In fact, my argument is that His grace silences you, reminds you, and then lifts you. When you are left alone to make a choice, to hand it over to God or drive yourself crazy, always give it to God. Hand it over to Him and let His unbelievable love do the work. Then, take God’s grace and, in turn, radiate grace in response to your personal storm.

Grace /ɡrās/

noun

  1. simple elegance or refinement of movement.
    “she moved through the water with effortless grace”
  2. courteous goodwill.

Move with grace and grace alone. Let it lead you to a deeper understanding, increased dignity, and a greater sense of humility. Through every trial and tribulation, God orchestrates something beautiful out of your pain. He will bring healing by erasing the shame.

In my opinion, the only way to express love for the God who rescued me from my own negative narrative is to radiate the love He runs through me. When you are lifted from the false beliefs about yourself, you welcome the chance to walk in His light and move with grace. Through grace, you will find lessons of love, joy, patience, kindness, goodness, faithfulness, and self-control, especially in your battles.
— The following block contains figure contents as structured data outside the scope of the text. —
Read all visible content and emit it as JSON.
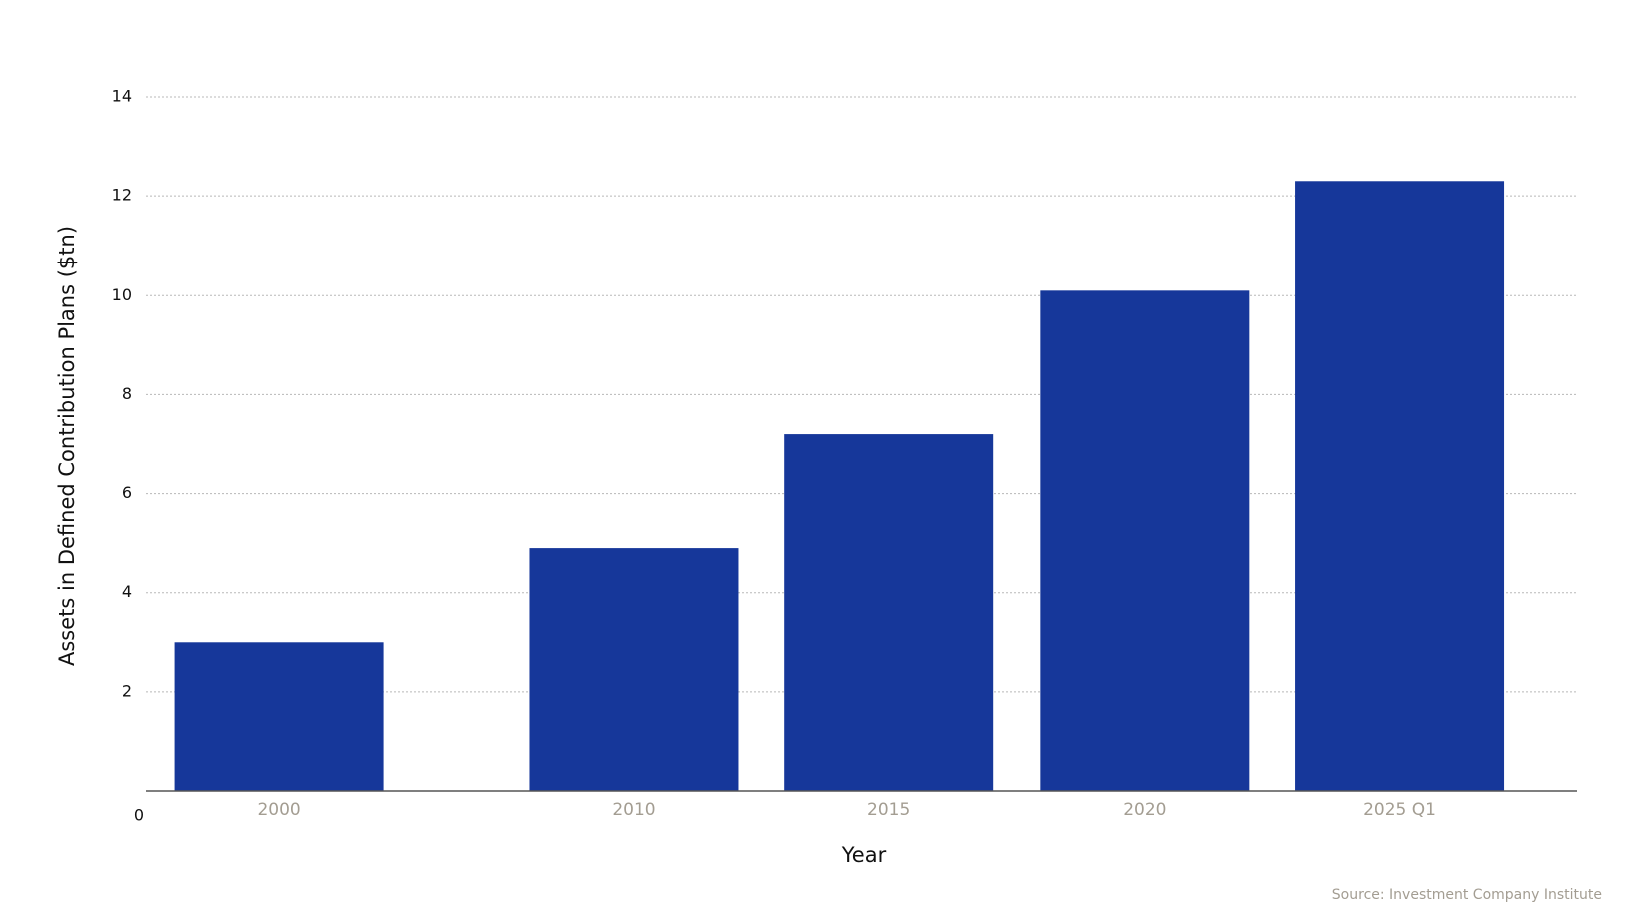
{
  "chart_data": {
    "type": "bar",
    "x_label": "Year",
    "y_label": "Assets in Defined Contribution Plans ($tn)",
    "source": "Source: Investment Company Institute",
    "categories": [
      "2000",
      "2010",
      "2015",
      "2020",
      "2025 Q1"
    ],
    "values": [
      3.0,
      4.9,
      7.2,
      10.1,
      12.3
    ],
    "color": "#16379a",
    "ylim": [
      0,
      14
    ],
    "yticks": [
      0,
      2,
      4,
      6,
      8,
      10,
      12,
      14
    ],
    "grid": true
  }
}
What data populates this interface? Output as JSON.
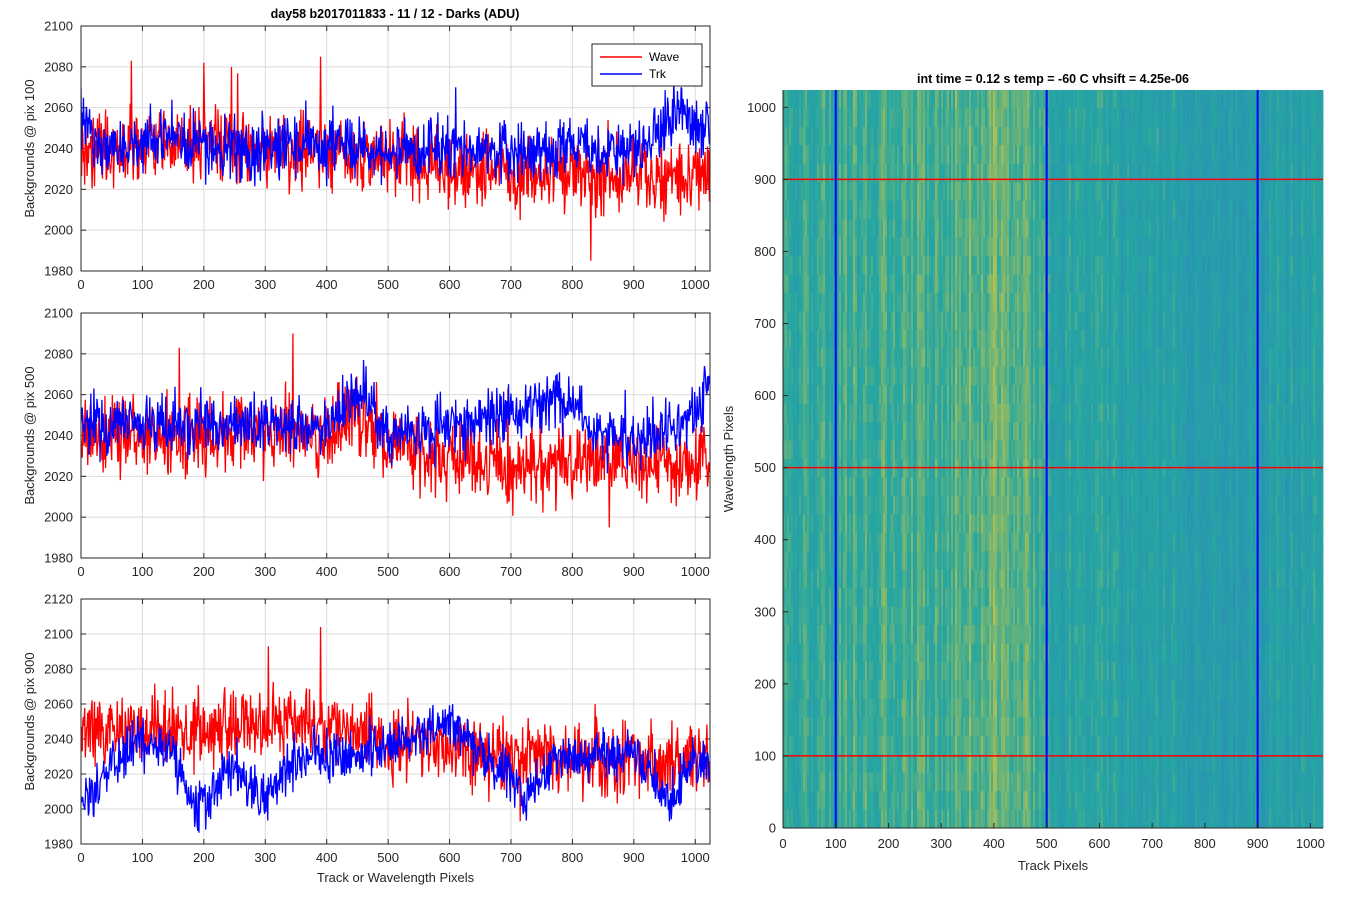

People want to know what keeps me walking with joy and dignity, and I’ll tell you one thing – it ain’t because of me; it’s because of God, the grace of God.

“Grace means that all of your mistakes now serve a purpose, instead of serving shame.” – Mike Rusch

So, like I said, I’m still here, and it’s by the grace of God. Be gentle with yourself, Young Queen. Meet your mistakes with grace, God’s undeniable grace.